An Ownership Problem in Our Sunday School Work

Friday 2nd November, 2007

Jesus said, The hired hand is not the shepherd who owns the sheep. So when he sees the wolf coming, he abandons the sheep and runs away. Then the wolf attacks the flock and scatters it. The man runs away because he is a hired hand and cares nothing for the sheep (John 10:12-13, NIV).

I fully understand that God is in charge. I understand that the sheep belong to Him. Jesus bought and paid for them in full on the cross. He redeemed them. He is the Master-Owner of the sheep. And when we ask Him to be our Savior and Master, He makes us into shepherd-stewards, responsible for caring for His sheep.

But I believe there is an ownership problem in our Sunday School work. Or should I say, "lack of ownership?" There are many who assume someone else will do the work. They assume someone else will care for the sheep. They "don't have time." They "don't know how." It's not "their job." And all the while Satan is attacking and scattering the flock.

Wait a minute! To whom did Jesus give His Great Commission? He gave it to His disciples, to the Church. Well, who are we? Are we His disciples? Are we His Church? The task does not only belong to pastors, staff, deacons, and teachers. We are all His hands and feet in this world. He has called us all to care for the sheep, and not all of them are in the sheep pen (John 10:16). The world is a rough place for sheep who are alone, without a shepherd and more importantly without a Shepherd!

I believe part of the problem stems from the idea that it is everybody's job. When the job belongs to everybody, nobody does it. Assignments are necessary in order for the ministry to be accomplished. For instance, ministry and outreach contacts are best carried out through some kind of regular assignment process or organizational structure, such as care groups, etc. But far too few of our classes are organized. No one is taking charge. Someone has to make the assignment and hold the outreacher accountable to complete the contact.

On the other hand, it seems that we have an aversion to accountability. And yet without positive accountability, much less will be accomplished for God. I believe even Jesus recognized our need for this when he said in John, "Encourage one another." Those in 5K races as well as those in life and ministry perform better with encouragement. But since no one is in charge, encouragement is infrequently offered if at all.  How much less are we accomplishing for God because no one is cheering us on?

Why are we so afraid of assigning responsibility? Why are we so hesitant to volunteer? Are we lazy? This may be part of the answer, but it is not all.  Do some think they can do it better than anyone else? This may be true in the short term, but it is not even close in the long run.  Are we afraid to give up authority? Are we afraid busy people will tell us "no"?

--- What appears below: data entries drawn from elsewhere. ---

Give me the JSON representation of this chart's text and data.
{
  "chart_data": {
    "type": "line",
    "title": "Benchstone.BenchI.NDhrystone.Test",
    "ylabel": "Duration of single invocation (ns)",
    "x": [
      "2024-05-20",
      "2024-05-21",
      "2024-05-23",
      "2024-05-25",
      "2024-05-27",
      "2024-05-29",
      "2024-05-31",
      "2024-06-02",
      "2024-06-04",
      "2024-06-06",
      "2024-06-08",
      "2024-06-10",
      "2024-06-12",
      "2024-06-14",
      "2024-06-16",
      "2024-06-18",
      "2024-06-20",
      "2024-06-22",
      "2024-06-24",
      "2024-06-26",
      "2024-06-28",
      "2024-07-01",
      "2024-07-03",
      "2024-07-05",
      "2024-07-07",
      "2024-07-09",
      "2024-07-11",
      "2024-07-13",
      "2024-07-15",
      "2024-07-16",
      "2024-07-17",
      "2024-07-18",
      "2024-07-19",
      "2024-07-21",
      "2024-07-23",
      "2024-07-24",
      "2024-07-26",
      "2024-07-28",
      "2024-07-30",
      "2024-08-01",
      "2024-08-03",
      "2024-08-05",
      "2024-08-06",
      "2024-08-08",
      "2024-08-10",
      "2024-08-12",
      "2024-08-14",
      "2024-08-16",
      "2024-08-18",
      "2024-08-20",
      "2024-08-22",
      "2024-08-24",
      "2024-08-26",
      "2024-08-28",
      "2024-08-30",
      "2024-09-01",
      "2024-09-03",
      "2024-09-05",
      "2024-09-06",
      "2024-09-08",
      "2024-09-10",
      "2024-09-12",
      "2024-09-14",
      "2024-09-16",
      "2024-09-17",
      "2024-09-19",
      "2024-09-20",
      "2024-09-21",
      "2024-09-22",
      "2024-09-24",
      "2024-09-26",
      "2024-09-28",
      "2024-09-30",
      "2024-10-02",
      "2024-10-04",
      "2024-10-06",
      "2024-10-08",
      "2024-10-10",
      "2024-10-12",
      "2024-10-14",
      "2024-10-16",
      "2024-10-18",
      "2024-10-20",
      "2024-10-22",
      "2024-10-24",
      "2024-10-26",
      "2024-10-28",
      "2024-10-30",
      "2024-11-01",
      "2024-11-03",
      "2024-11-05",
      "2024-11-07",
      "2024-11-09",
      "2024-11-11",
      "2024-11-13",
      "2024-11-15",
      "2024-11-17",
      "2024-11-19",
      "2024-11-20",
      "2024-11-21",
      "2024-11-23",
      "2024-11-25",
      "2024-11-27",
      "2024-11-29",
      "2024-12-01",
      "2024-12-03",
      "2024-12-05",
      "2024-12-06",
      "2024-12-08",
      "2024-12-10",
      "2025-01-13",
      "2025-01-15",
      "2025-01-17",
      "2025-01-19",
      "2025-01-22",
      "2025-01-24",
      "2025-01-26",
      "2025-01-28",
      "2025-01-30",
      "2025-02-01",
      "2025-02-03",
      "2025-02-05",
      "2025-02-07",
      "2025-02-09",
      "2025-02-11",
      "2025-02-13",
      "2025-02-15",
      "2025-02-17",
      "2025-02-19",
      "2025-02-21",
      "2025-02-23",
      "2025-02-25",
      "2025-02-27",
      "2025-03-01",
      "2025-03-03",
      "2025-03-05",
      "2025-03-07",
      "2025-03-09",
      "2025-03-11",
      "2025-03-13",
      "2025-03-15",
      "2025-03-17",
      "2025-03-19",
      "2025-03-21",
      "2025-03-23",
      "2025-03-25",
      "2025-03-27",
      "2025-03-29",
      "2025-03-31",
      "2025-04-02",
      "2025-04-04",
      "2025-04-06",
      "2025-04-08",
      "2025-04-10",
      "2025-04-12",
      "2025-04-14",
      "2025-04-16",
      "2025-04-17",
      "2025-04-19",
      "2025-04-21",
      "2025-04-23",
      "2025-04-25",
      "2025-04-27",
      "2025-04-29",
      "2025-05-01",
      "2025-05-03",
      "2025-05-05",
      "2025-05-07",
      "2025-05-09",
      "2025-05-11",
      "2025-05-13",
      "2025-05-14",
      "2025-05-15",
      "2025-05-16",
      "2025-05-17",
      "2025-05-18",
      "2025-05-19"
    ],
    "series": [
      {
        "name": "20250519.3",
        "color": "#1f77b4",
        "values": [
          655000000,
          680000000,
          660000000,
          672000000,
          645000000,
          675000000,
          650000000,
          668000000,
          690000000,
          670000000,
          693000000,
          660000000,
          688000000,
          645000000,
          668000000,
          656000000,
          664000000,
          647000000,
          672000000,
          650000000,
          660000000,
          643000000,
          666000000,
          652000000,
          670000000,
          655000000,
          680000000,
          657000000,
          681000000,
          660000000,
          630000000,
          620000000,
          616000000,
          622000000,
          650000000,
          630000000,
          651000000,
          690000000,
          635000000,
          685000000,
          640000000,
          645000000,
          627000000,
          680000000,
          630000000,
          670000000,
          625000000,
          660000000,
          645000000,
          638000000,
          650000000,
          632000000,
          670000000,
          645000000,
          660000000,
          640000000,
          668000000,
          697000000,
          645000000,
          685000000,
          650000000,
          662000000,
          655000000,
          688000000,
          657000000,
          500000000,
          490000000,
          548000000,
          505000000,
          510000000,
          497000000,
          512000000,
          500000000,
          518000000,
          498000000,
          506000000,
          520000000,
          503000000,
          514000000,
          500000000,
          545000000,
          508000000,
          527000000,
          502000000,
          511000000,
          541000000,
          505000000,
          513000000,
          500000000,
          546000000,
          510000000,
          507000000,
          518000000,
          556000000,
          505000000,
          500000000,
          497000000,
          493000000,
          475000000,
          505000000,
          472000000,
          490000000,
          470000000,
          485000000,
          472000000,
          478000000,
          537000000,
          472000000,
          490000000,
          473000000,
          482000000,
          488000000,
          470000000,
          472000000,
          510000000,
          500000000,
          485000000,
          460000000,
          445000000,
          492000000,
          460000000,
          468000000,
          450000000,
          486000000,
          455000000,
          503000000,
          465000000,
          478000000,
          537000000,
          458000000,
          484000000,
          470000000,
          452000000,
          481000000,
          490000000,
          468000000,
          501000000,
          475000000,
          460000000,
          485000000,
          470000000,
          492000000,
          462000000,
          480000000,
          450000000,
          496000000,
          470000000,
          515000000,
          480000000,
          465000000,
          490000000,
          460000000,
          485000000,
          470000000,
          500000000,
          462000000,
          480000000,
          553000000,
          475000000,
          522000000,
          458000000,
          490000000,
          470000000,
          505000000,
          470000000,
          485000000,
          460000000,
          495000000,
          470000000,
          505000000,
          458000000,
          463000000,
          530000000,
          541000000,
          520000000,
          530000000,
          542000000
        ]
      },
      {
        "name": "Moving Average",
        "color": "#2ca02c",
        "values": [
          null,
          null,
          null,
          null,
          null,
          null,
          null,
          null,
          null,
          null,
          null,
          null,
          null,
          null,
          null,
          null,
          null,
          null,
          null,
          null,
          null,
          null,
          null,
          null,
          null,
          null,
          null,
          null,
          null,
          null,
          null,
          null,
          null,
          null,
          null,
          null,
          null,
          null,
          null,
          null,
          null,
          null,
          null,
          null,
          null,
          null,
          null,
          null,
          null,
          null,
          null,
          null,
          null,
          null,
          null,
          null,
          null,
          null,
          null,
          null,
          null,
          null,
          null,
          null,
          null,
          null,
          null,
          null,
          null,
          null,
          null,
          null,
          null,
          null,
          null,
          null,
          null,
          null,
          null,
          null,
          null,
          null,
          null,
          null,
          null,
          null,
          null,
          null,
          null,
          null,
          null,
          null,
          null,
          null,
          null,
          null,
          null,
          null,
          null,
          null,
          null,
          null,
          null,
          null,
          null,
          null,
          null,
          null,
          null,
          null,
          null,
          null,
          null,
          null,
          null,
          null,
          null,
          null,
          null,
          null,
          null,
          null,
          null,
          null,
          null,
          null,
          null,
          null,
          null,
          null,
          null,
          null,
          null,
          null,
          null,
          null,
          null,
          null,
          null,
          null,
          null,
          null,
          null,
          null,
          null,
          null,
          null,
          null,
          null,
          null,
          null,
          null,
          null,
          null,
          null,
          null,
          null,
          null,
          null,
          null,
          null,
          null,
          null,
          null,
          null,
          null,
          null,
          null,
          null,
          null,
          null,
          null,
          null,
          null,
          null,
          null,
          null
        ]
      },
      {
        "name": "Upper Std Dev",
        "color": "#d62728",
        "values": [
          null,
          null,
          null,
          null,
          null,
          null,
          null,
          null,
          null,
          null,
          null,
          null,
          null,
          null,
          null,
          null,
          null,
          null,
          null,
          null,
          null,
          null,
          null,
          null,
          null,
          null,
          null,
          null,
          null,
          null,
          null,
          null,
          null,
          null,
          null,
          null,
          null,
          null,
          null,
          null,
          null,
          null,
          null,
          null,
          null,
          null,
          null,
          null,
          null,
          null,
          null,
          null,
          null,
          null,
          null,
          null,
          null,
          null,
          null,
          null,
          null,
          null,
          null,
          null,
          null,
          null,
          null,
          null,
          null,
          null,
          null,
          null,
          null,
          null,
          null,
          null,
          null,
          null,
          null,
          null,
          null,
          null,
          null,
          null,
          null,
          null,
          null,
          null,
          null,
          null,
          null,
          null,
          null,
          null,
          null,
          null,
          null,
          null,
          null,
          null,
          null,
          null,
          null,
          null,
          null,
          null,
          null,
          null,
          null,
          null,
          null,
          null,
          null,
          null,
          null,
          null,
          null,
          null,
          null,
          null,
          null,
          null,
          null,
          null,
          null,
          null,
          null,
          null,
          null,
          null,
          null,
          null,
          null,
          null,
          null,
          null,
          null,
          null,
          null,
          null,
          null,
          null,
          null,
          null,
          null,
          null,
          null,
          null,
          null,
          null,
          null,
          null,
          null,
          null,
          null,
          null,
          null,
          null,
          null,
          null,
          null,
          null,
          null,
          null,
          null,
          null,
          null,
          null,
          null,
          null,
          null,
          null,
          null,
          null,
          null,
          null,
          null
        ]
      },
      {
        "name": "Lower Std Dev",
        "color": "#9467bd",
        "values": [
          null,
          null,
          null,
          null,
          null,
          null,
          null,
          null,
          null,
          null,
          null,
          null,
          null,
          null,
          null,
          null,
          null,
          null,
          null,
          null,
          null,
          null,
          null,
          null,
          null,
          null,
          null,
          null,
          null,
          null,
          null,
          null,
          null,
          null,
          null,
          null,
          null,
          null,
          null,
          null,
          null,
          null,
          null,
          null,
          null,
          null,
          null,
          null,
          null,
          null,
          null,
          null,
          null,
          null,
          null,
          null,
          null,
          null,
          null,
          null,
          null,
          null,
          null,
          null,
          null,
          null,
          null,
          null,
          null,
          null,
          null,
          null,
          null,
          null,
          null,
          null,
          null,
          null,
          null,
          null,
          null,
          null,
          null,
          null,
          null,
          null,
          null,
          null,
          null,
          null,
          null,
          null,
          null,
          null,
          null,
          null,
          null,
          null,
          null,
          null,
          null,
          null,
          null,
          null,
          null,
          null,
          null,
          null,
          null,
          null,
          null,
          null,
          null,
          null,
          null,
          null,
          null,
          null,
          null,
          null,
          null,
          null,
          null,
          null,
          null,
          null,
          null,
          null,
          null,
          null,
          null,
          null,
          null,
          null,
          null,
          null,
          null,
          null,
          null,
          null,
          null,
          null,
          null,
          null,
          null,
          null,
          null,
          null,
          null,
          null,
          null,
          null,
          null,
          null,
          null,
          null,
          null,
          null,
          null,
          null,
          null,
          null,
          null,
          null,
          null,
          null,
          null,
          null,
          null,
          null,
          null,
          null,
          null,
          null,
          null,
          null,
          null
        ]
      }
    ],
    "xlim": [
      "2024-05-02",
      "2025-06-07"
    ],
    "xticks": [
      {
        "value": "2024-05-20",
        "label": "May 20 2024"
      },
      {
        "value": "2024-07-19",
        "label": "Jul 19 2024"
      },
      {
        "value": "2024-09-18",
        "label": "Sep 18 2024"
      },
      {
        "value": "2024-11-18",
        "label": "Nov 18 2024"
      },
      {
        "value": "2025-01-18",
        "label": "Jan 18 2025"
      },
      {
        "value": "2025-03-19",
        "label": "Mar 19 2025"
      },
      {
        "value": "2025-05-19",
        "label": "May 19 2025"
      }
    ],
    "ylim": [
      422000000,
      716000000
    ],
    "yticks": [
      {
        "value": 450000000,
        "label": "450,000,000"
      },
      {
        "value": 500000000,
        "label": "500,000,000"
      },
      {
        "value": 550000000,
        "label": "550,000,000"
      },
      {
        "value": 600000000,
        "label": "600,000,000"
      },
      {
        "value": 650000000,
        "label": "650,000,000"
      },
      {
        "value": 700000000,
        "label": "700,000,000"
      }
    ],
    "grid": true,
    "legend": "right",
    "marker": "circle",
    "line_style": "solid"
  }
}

In the meantime, we are crippling the Sunday School. People are not reached. Lives are not changed.  Leaders are not developed. The "few" get burned out. Ministry does not get done. How can we help our classes to make sure someone is in charge?  How can we do a better job of equipping the saints for works of service?  Let's charge the hill! Let's own the responsibility. Lets do care for the sheep! Be revolutionary!